Thu. Sep 19th, 2024

Brussels, 17 November 2023
The European Commission has informed Adobe of its preliminary view that its proposed acquisition of Figma may reduce competition in the global markets for the supply of interactive product design software and of other creative design software.

Adobe is a global software company offering, among others, creative design software tools (e.g., Illustrator and Photoshop) and an interactive product design tool (Adobe XD). Figma is a provider of a web-based collaborative tool for interactive product design (Figma Design) as well as a whiteboarding tool.

Interactive product design software tools are used mainly to design websites, mobile applications, and other digital products. With creative design software, users can create or edit digital assets, such as photos (so-called ‘raster images’), graphic illustrations (so-called ‘vector images’) and videos.

The Statement of Objections

On 7 August 2023, the Commission opened an in-depth investigation to assess Adobe’s proposed acquisition of Figma and whether the transaction may affect competition in the global markets for the supply of interactive product design software, for vector editing software and for raster editing software.

As a result of this in-depth investigation, the Commission reached the preliminary conclusion that the transaction may significantly reduce competition in the global markets for the:

  • Supply of interactive product design tools where Figma is the clear market leader and Adobe one of its largest competitors. The transaction is likely to create a dominant player by combining these market positions. Furthermore, it will result in the discontinuation of Adobe’s own interactive product design tool, Adobe XD, as well as any potential successor product and thus constitute a so-called “reverse killer acquisition”.
  • Supply of vector editing tools and supply of raster editing tools, by eliminating Figma as a potential competitor, thereby strengthening Adobe’s dominance in these markets. Figma already exerts a significant constraining influence on Adobe’s vector editing tool, Adobe Illustrator, as well as on Adobe’s raster editing tool, Photoshop. Moreover, absent the transaction, Figma is significantly likely to enter these markets and grow into an effective competitive force.

The Commission has conducted a wide-ranging investigation to understand the potential impact of the deal. This investigation has included, among others, analysing internal documents provided by the parties and gathering information and views from competing software providers and customers.
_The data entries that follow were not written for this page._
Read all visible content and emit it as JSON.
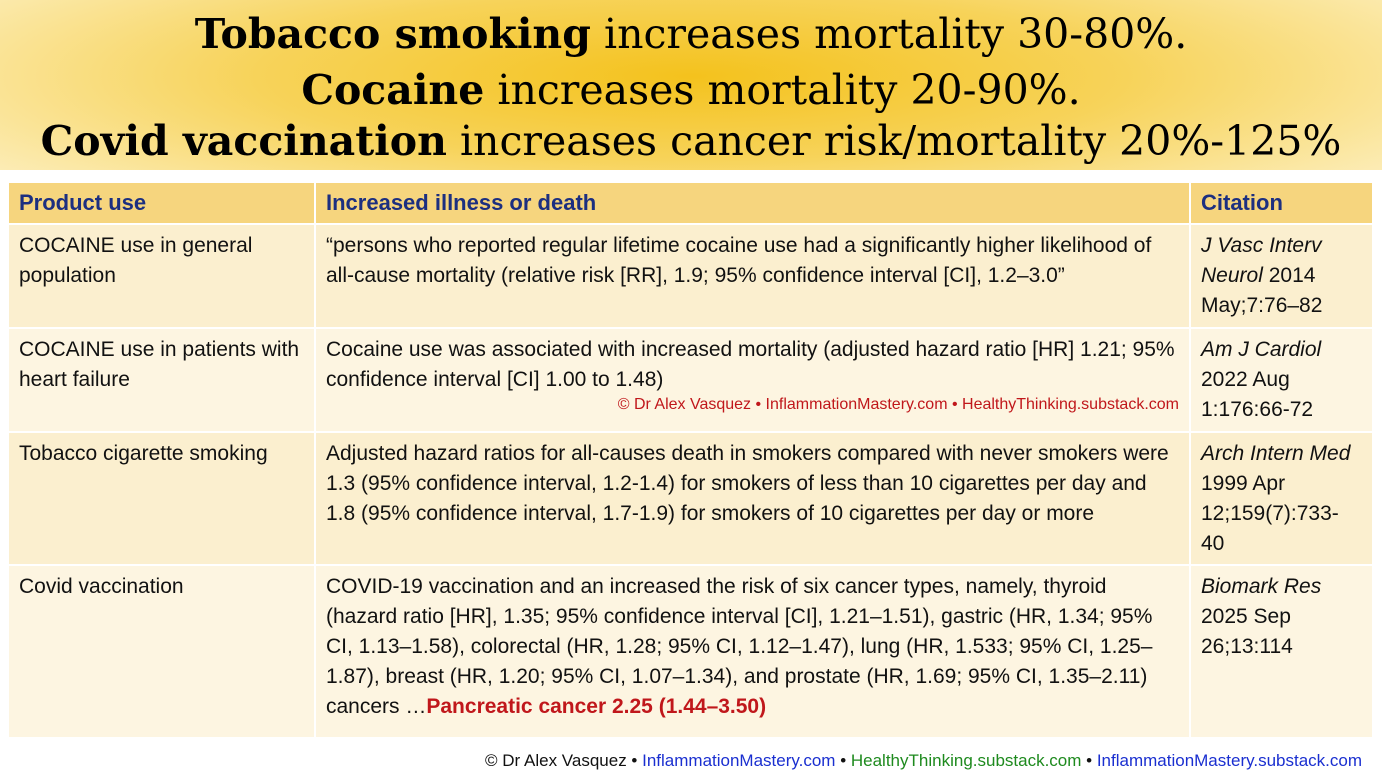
{
  "banner": {
    "l1_bold": "Tobacco smoking",
    "l1_rest": " increases mortality 30-80%.",
    "l2_bold": "Cocaine",
    "l2_rest": " increases mortality 20-90%.",
    "l3_bold": "Covid vaccination",
    "l3_rest": " increases cancer risk/mortality 20%-125%"
  },
  "table": {
    "headers": [
      "Product use",
      "Increased illness or death",
      "Citation"
    ],
    "rows": [
      {
        "product": "COCAINE use in general population",
        "effect": "“persons who reported regular lifetime cocaine use had a significantly higher likelihood of all-cause mortality (relative risk [RR], 1.9; 95% confidence interval [CI], 1.2–3.0”",
        "citation_italic": "J Vasc Interv Neurol",
        "citation_rest": " 2014 May;7:76–82"
      },
      {
        "product": "COCAINE use in patients with heart failure",
        "effect": "Cocaine use was associated with increased mortality (adjusted hazard ratio [HR] 1.21; 95% confidence interval [CI] 1.00 to 1.48)",
        "watermark": "© Dr Alex Vasquez • InflammationMastery.com • HealthyThinking.substack.com",
        "citation_italic": "Am J Cardiol",
        "citation_rest": " 2022 Aug 1:176:66-72"
      },
      {
        "product": "Tobacco cigarette smoking",
        "effect": "Adjusted hazard ratios for all-causes death in smokers compared with never smokers were 1.3 (95% confidence interval, 1.2-1.4) for smokers of less than 10 cigarettes per day and 1.8 (95% confidence interval, 1.7-1.9) for smokers of 10 cigarettes per day or more",
        "citation_italic": "Arch Intern Med",
        "citation_rest": " 1999 Apr 12;159(7):733-40"
      },
      {
        "product": "Covid vaccination",
        "effect": "COVID-19 vaccination and an increased the risk of six cancer types, namely, thyroid (hazard ratio [HR], 1.35; 95% confidence interval [CI], 1.21–1.51), gastric (HR, 1.34; 95% CI, 1.13–1.58), colorectal (HR, 1.28; 95% CI, 1.12–1.47), lung (HR, 1.533; 95% CI, 1.25–1.87), breast (HR, 1.20; 95% CI, 1.07–1.34), and prostate (HR, 1.69; 95% CI, 1.35–2.11) cancers …",
        "effect_highlight": "Pancreatic cancer 2.25 (1.44–3.50)",
        "citation_italic": "Biomark Res",
        "citation_rest": " 2025 Sep 26;13:114"
      }
    ]
  },
  "footer": {
    "author": "© Dr Alex Vasquez",
    "sep": " • ",
    "site1": "InflammationMastery.com",
    "site2": "HealthyThinking.substack.com",
    "site3": "InflammationMastery.substack.com"
  },
  "colors": {
    "banner": "#f4c21d",
    "header_row": "#f6d57e",
    "header_text": "#1c2f80",
    "highlight_red": "#c0171b"
  }
}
The Commission closely cooperated with other competition authorities during both the initial investigation and the in-depth investigation and will continue such cooperation during the remainder of the in-depth investigation.

Companies and Products

Adobe is a US global software company offering products that enable the creation and delivery of digital content, such as Photoshop, Illustrator, Premiere Pro and XD. Adobe has significant operations both worldwide and in all countries of the European Economic Area (‘EEA’). Adobe offers most of its tools standalone as well as in bundles, such as its so-called Creative Cloud Bundle.

Figma is a US global software company offering products for interactive product design, namely Figma Design (a collaborative design software) and FigJam (a whiteboarding tool).

Background

A Statement of Objections is a formal step in an investigation, where the Commission informs the companies concerned in writing of the objections raised against them. The sending of a Statement of Objections does not prejudge the outcome of the investigation. Adobe now has the opportunity to reply to the Commission’s Statement of Objections, to consult the Commission’s case file and to request an oral hearing.

The transaction was notified to the Commission on 30 June 2023 after being referred to the Commission by 16 countries in accordance with Article 22 of the EU Merger Regulation. The Commission opened an in-depth investigation on 7 August 2023 and now has until 5 February 2024 to take a final decision.

The Commission has the duty to assess mergers and acquisitions involving companies with a turnover above certain thresholds (see Article 1 of the Merger Regulation) and to prevent concentrations that would significantly impede effective competition in the EEA or any substantial part of it.

The vast majority of notified mergers do not pose competition problems and are cleared after a routine review. From the moment a transaction is notified, the Commission generally has 25 working days to decide whether to grant approval (Phase I) or to start an in-depth investigation (Phase II).

In addition to this proposed transaction, there are currently three on-going Phase II merger investigations: (i) the proposed acquisition of iRobot by Amazon; (ii) the proposed creation of a joint venture between Orange and MasMovil; and (iii) the proposed acquisition of Asiana by Korean Air.

More information will be available on the Commission’s competition website, in the public case register under the case number M.11033.